5.2. Lambang‑lambang Bahasa.
Yang kemudian menjadi pertanyaan, apakah sifat‑sifat dasar yang dimiliki bahasa yang diproduksi dan ditransfer melalui budaya? Pada mulanya jawabannya adalah kata, lalu apakah sebuah kata itu? Kata adalah suara yang dihasilkan dan diartikulasikan oleh lidah dan perangkat bicara lainnya. Atau. tanda‑tanda yang dipresentasikan dalam suatu latarbelakang seperti tulisan pada kertas ini.
Namun tak semua artikulasi kata maupun tulisan mewakili bahasa secara benar dan tidak pula mengungkapkan intisari dari bahasa itu sendiri.

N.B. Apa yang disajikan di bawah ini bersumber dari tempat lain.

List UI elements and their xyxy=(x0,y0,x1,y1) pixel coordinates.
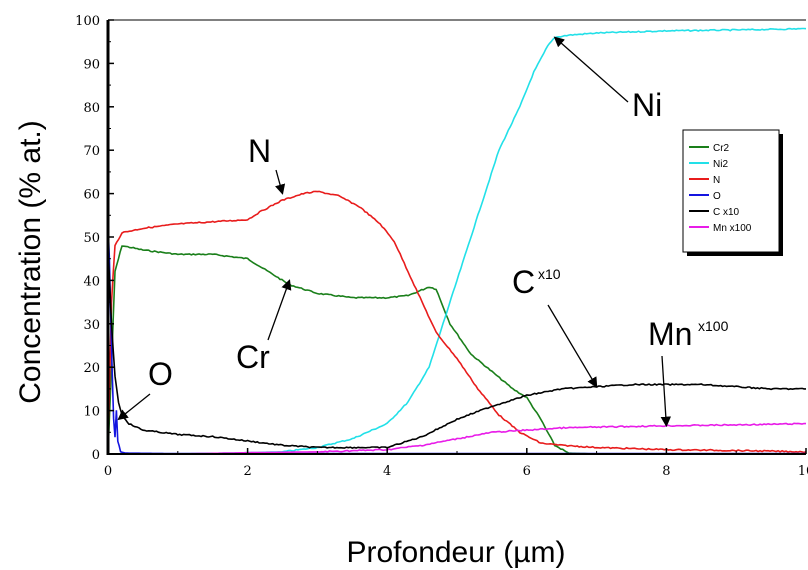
axes: 0 10 20 30 40 50 60 70 80 90 100 0 2 4 6 8 10 xyxy=(75,14,808,479)
y-tick-label: 60 xyxy=(83,188,100,203)
legend-label: Ni2 xyxy=(713,159,728,170)
annotation-label: Mn xyxy=(648,316,692,352)
annotation-label: Cr xyxy=(236,339,270,375)
x-tick-label: 2 xyxy=(243,464,251,479)
y-tick-label: 90 xyxy=(83,57,100,72)
x-tick-label: 6 xyxy=(523,464,531,479)
annotation-label: Ni xyxy=(632,87,662,123)
legend-box xyxy=(682,129,780,253)
y-tick-label: 20 xyxy=(83,361,100,376)
legend-label: Cr2 xyxy=(713,143,730,154)
y-axis-title: Concentration (% at.) xyxy=(14,120,47,403)
x-tick-label: 0 xyxy=(104,464,112,479)
legend: Cr2 Ni2 NO C x10 Mn x100 xyxy=(682,129,783,256)
series-line-n xyxy=(107,190,807,455)
annotation-label: N xyxy=(248,133,271,169)
annotation-scale-suffix: x10 xyxy=(538,266,561,282)
annotation-label: O xyxy=(148,356,173,392)
legend-label: O xyxy=(713,191,721,202)
y-tick-label: 30 xyxy=(83,318,100,333)
annotation-layer: Ni N Cr O C x10 Mn x100 xyxy=(117,36,729,428)
annotation-arrow xyxy=(267,279,292,341)
annotation-arrow xyxy=(275,169,286,195)
x-tick-label: 4 xyxy=(383,464,391,479)
x-tick-label: 8 xyxy=(662,464,670,479)
legend-label: Mn x100 xyxy=(713,223,752,234)
y-tick-label: 10 xyxy=(83,405,100,420)
y-tick-label: 80 xyxy=(83,101,100,116)
y-tick-label: 0 xyxy=(92,448,100,463)
x-axis-title: Profondeur (µm) xyxy=(346,536,565,569)
series-line-mn-x100 xyxy=(108,422,807,455)
annotation-arrow xyxy=(117,393,151,421)
series-line-c-x10 xyxy=(107,245,806,449)
x-tick-label: 10 xyxy=(798,464,808,479)
y-tick-label: 70 xyxy=(83,144,100,159)
y-tick-label: 40 xyxy=(83,274,100,289)
annotation-arrow xyxy=(547,304,598,388)
y-tick-label: 100 xyxy=(75,14,100,29)
series-line-cr2 xyxy=(107,245,806,455)
annotation-scale-suffix: x100 xyxy=(698,318,729,334)
y-tick-label: 50 xyxy=(83,231,100,246)
legend-label: N xyxy=(713,175,720,186)
legend-label: C x10 xyxy=(713,207,740,218)
annotation-arrow xyxy=(553,36,629,103)
annotation-label: C xyxy=(512,264,535,300)
annotation-arrow xyxy=(660,355,672,428)
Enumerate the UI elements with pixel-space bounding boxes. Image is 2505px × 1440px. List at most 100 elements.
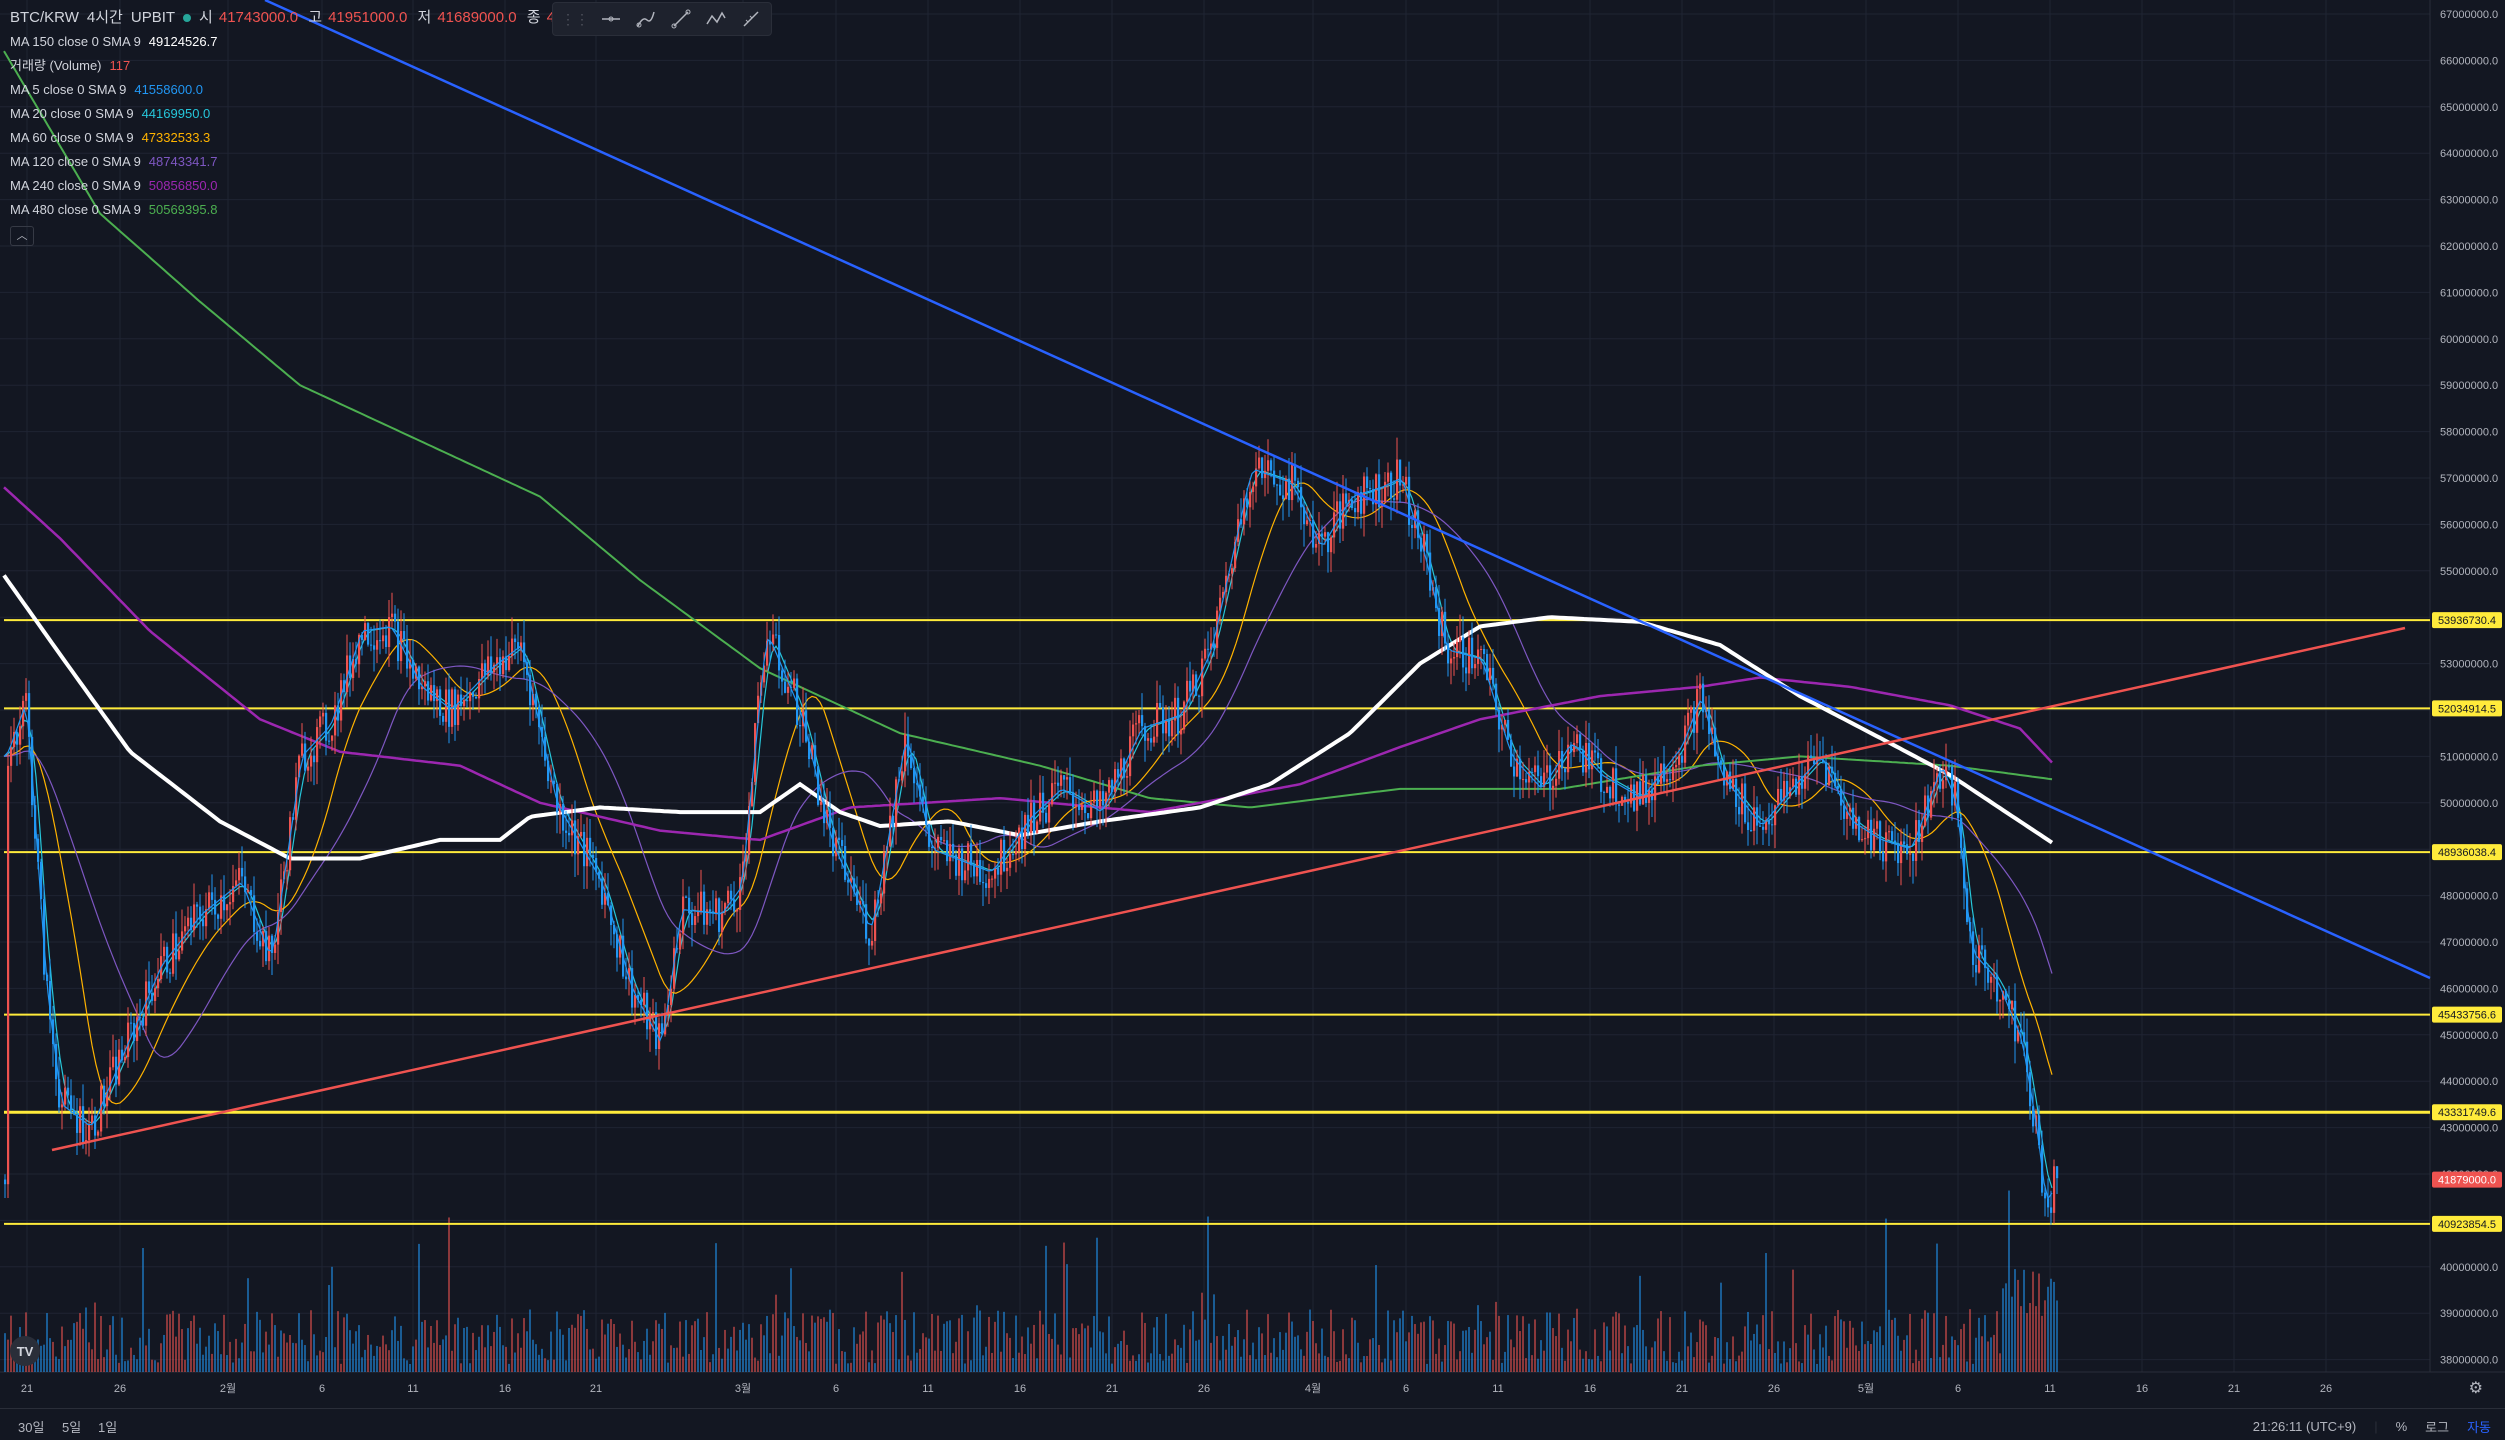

Tanda, suara dan benda‑benda lainnya menjadi bahasa bilamana ia mempunyai karakter simbolis. Artinya bilamana semua itu mewakili atau menerangkan hal lainnya yang mereka representasikan. "Tinta" misalnya memiliki arti sebuah botol yang berisi cairan untuk menulis atau "Tanto" yang mewakili sebuah nama orang, namun hal ini tidak menjelaskan semua tepat hakekat bahasa itu sendiri, karena entitas bahasa itu sendiri tidak melulu merupakan serangkaian kata benda, namun ada juga kata kerja, kata sambung, preposisi dan kata sifat yang tidak memiliki bentuk fisik namun memiliki peran penting dalam sistem bahasa itu sendiri.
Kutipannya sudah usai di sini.